Awantura w Senacie, prośby do prezydenta Andrzeja Dudy i zadyma pod Sejmem nie pomogą chyba jednak obrońcom Sądu Najwyższego, który stoi u progu reformy i radykalnych zmian. Nawet rzecznik prasowy SN nie ma złudzeń, że Polacy będę masowo protestowali przeciwko zmiano. Pewnie już zapoznał się z badaniami opinii publicznej, z których wynika, że ponad połowa Polaków źle ocenia sądownictwo.
Sędzia Michał Laskowski, rzecznik SN w rozmowie z TVN przyznał się do „bolesnej” refleksji.

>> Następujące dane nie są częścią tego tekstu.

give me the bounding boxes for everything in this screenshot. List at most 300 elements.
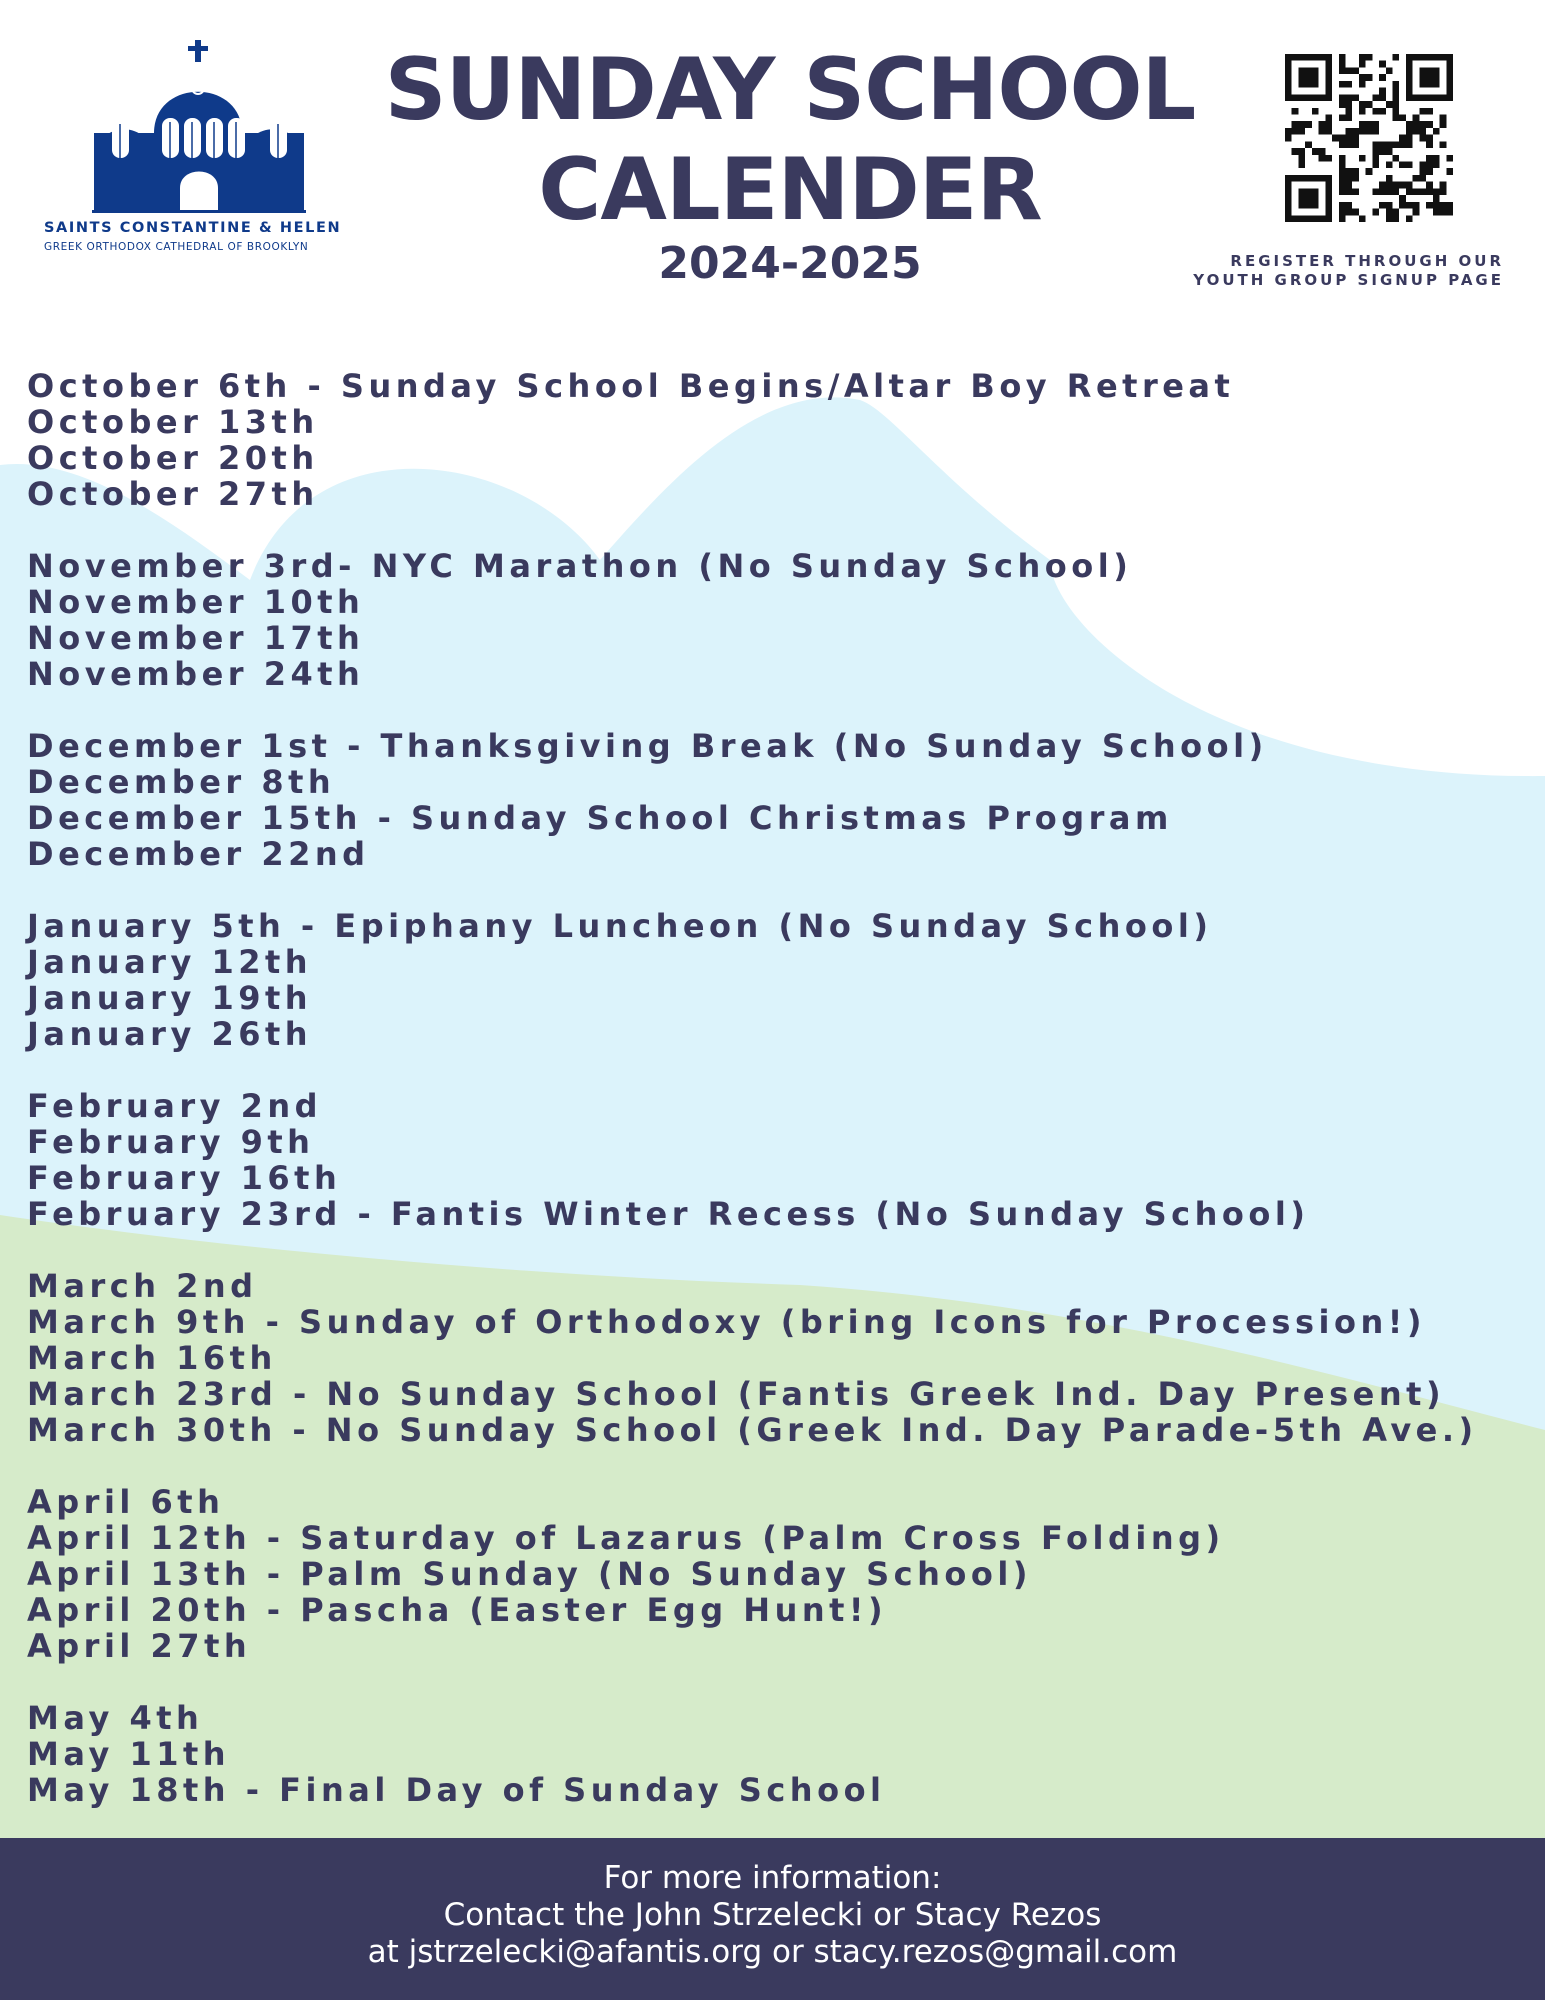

Nie liczę też na jakieś masowe protesty. Większość społeczeństwa wydaje się obojętna albo nierozumiejąca, albo przyzwalająca, widząca potrzebę radykalnych zmian.
– wyznał na antenie TVN.
CZYTAJ RÓWNIEŻ:NASZ NEWS. Przenoszenie sędziego w stan spoczynku jest zgodne z konstytucją. Kto obnażył hipokryzję Gersdorf? Sam Sąd Najwyższy!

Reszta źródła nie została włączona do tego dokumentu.